Almost daily, I experiment with a random assortment of used art supplies that have accumulated in my studio. I toss bits and pieces of it onto my studio work table to see how it looks. If nothing grabs me then I shuffle them about or add more stuff or delete some and look again. In this process I’m merging random occurrence with conscious creation in pursuit of elegance within chaos.
The resulting photographs provide an opportunity for viewers to embrace unpredictability within an approach that values intuition and expressionism… where serendipitous encounters channel risk in the experience of observing and honoring the historic art principle of ‘taking advantage of chance’.
Cropping the photographs is my way of featuring their individual charisma and creating dynamic compositions of visual aesthetics. Further, I prefer a visual language that explores and refines the shallow picture plane and cropping accentuates that preference.
The images highlight an ephemeral world that reflects upon something vulnerable while speaking to the very nature of our existence. Plus their visual appeal belies their chronicle of relentless change.
My objective is to place the viewer in the moment with each image; to suspend them between imagination and reality thereby suggesting the unseen: those elemental phenomena we live by like vim, verve and oomph.
By selecting and isolating settings from their context, I pull images from reality into vernacular abstraction. In this way, the photographs explore the relationship between impartial objects and personal perception, focusing on the subtleties that produce multiple layers of experience.
Though my photography is considered abstract it is actually completely realistic. I use realism as a medium – as a means to record my personal non-verbal responses to what I see before me and how immersion in it makes me feel whole. I am primarily a romantic who through selective cropping of realistic images reveals my personal inner world of mystical experiences.

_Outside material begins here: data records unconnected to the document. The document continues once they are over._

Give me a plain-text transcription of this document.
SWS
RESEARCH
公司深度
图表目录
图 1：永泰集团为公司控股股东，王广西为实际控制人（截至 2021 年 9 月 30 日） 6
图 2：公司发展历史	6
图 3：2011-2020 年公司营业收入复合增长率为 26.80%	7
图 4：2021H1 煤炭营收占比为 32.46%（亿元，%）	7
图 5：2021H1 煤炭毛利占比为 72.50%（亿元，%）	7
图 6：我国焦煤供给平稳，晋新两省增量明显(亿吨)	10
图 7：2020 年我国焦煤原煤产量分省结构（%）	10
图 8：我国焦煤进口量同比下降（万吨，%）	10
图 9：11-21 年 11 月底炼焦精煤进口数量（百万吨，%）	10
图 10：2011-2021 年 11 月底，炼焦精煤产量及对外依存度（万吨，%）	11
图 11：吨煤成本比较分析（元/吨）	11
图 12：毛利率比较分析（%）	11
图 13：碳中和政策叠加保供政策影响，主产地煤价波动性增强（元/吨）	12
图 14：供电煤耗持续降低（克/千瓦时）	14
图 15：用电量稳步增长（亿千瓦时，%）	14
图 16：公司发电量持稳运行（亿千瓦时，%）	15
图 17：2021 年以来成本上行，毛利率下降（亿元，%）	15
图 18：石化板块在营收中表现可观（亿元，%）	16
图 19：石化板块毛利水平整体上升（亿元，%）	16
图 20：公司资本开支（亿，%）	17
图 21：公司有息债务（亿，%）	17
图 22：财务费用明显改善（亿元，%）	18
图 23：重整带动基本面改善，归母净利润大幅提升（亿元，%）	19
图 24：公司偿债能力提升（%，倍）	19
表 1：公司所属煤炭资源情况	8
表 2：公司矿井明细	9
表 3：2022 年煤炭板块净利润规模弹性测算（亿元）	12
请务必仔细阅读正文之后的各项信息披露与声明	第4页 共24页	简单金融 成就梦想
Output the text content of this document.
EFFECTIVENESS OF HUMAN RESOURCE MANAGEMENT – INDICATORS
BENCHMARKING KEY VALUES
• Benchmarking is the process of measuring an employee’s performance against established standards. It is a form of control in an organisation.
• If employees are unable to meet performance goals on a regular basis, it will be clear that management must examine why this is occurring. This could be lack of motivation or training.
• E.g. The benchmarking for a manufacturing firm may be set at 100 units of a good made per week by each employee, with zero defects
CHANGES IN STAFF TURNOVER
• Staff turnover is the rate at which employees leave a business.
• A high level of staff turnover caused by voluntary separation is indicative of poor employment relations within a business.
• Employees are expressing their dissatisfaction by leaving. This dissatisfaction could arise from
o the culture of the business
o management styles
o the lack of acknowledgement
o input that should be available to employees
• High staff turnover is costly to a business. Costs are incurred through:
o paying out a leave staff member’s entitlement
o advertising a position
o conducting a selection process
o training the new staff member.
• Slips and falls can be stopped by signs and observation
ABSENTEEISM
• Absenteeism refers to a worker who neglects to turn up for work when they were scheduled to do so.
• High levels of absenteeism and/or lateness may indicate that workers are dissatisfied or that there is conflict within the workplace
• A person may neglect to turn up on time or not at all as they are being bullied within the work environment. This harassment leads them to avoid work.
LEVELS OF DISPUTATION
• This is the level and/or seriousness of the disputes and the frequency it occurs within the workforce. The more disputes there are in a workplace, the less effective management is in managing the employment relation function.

To me the inescapable appeal of these images is immediate and expressive of spontaneous gestures that are based on insights gained from my many years of creating abstract art. Most contemporary photography has been occupied with recurrent narrative, political and gender-based themes… and probably always will be. When it turns inward to express beauty and visual aesthetic pleasure it usually drifts toward surrealism and fantasy, but still well within the representational genre. At the root of those creative processes is the sixth sense of instinctive intellectual drive. If flashes before our eyes, holds us and pulls us in and says ‘don’t miss this’. That trice is what abstract photography is all about. It goes directly toward ones inner thoughts, makes us pause and takes us beyond provocation and coincidence to a visual epistie that transcends our fundamental understanding of life.
While chance runs counter to most people’s conceptions of art, it has been a vital component of it since its very beginning and the images I capture are evocative of that history.
Except for minor modifications in contrast or hue the only computer processes applied to my photographs is the cleaning or cloning over of small distractive spots.
Note: each image I create is limited to ten archival pigment prints per size, signed and numbered verso.